41歳会社員です。6~7年前の話ですが、長年家族のように暮らした猫を失いました。猫との出会いはまだ学生の頃、帰宅時に、近くの路上で瀕死の状態の子猫を見つけたことでした。犬か何かに襲われたのだと思われる咬み傷が首元にあり、必死で声を絞り出すように鳴いていました。まだ手のひらにおさまるくらい小さな猫でした。すぐに動物病院へ連れていき、なんとか一命はとりとめましたが、片目の眼球に傷があり、視力が戻るのかどうかはわからないとのことでした。それでも猫は元気にすくすくと育ち、大人になるころには産まれたばかりの私の長女と同じくらいの大きさになっていました。以降は大きな病気もせず、私の二人の子供のお兄ちゃんのように、家族同然に暮らしてきました。出会いから16年経った頃、突然食欲がなくなり、じっと寝ていることが多くなりました。心配していた矢先、普段は家からでないのですが、ドアをあけた瞬間とびだすように出て行き、縁の下に潜り込んで出てこなくなりました。「猫は死期が近づくと姿を消す」と誰かに聞いたことがあり、とても不安な気持ちになりました。大好きな鰹節やキャットフードで気を引き、4~5時間経ちようやく出てきてくれましたが、それからは日に日に弱々しく、食欲もなく、寝ているだけの状態になりました。病院へ連れて行き、診察結果は老齢による腎不全をおこしており、もう長くはないとのことでした。もう少し早く健診に連れてきてあげていたら、と後悔しました。それから数日後、母の膝の上で静かに「ニャー」と一度鳴いたあと、息をひきとりました。もう何日も鳴き声すらあげなかった最後の声に、出会った日の小さな姿がよみがえり、涙がとまりませんでした。その日は長女の誕生日の翌日でした。きっと、誕生日が悲しい思い出にならないように、そして長女を祝ってくれるために、がんばってくれたのだと思います。
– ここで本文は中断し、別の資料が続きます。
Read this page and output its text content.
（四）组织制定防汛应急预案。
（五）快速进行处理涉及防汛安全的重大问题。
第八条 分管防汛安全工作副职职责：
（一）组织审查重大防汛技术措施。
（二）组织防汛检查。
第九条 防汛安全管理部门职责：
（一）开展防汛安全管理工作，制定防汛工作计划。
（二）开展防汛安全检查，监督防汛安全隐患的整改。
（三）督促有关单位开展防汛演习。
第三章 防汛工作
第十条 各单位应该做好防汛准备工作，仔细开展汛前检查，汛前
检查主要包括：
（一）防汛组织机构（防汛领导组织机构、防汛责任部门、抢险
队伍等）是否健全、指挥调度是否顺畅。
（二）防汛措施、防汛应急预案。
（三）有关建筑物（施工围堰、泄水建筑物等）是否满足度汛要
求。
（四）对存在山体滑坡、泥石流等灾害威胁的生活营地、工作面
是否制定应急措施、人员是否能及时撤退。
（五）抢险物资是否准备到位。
翌日、近くで景色の綺麗なペット霊園を探し、供養してもらったあと火葬し、納骨しました。いつでも会いに来られるように、個別の納骨も考えましたが、寂しがり屋の性格だったため合同納骨を選びました。常にお参りする人の絶えない場所なので、そちらの方がよいと家族全員の意見で決めました。家族を亡くすのと同じくらいの喪失感や悲しみですが、どのような形であっても、愛情があればきっと天国で見守ってくれるのだと感じます。供養という形で愛情を伝えられたことで、そのような前向きな考えも持てたのだと思います。